La CFDT de SeaFrance a sans doute joué son ultime coup de poker. La branche locale du syndicat, majoritaire sur les navires de la compagnie calaisienne, a finalement remis vendredi soir une offre de reprise en Scop (coopérative ouvrière) « complétée » au tribunal de commerce de Paris. Mais son projet semble désormais totalement hors-jeu. Car c’est moins l’absence de financement du projet - dont les besoins sont évalués à 50 millions d’euros - qui pose désormais problème, que l’image de la CFDT locale. Désavoué par sa confédération, le syndicat est complètement discrédité par les pratiques douteuses de ses dirigeants, qui intéressent le fisc et la justice

« Dialogue ».
La solution CFDT quasiment « out », les salariés non encartés font désormais entendre leur voix pour remettre en selle la solution présentée par Louis Dreyfus Armateurs (LDA) et le danois DFDS,mais torpillée jusqu’ici par le syndicat maison :« Nous souhaiterions pouvoir renouer le dialogue avec eux,a lancé Caroline Hayart, porte-parole d’un collectif qui s’est réuni vendredi à Calais.
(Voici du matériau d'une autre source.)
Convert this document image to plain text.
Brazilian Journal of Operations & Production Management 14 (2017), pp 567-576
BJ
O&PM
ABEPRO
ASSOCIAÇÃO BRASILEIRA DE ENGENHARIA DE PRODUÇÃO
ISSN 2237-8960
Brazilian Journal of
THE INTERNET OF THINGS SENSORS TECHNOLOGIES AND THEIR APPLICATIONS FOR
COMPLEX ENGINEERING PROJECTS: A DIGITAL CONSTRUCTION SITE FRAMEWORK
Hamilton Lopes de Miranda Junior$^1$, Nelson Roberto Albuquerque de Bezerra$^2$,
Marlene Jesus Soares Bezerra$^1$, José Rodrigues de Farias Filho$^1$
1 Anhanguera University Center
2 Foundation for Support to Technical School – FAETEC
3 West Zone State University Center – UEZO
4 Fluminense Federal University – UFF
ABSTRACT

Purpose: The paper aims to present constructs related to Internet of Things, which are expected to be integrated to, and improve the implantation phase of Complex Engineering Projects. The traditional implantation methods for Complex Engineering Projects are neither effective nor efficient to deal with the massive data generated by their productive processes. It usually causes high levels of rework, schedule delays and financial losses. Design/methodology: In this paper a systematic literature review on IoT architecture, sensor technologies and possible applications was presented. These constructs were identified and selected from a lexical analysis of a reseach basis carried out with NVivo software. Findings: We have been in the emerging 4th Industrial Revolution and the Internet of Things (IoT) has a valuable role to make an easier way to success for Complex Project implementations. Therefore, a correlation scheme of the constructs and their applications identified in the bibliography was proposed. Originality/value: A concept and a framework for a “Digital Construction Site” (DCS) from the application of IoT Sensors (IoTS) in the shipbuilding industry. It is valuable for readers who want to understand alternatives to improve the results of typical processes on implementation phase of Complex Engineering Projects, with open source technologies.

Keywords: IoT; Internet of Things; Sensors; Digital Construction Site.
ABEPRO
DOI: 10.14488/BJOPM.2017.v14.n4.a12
S’il y a un jour où il faut agir, c’est aujourd’hui ! » Les voix sont frêles : Caroline Hayart, Laurence Le Gonidec et Françoise Monfregola n’ont pas l’habitude. Mais elles sont déterminées. En face des trois femmes, ils étaient une centaine, navigants et sédentaires, ce vendredi à la salle des fêtes du Minck, à deux pas du port, où les ferries SeaFrance sont à quai depuis le 15 novembre.

A Paris, les pouvoirs publics soutiennent activement l’idée : « Louis Dreyfus, c’est un vrai armateur, pas un financier qui va reprendre les bateaux pour les revendre. C’est le seul repreneur sérieux. Le but du gouvernement, c’est que l’on garde un maximum d’emplois, qu’il y ait le moins de chômeurs possibles », confie à Libération une source gouvernementale proche du dossier.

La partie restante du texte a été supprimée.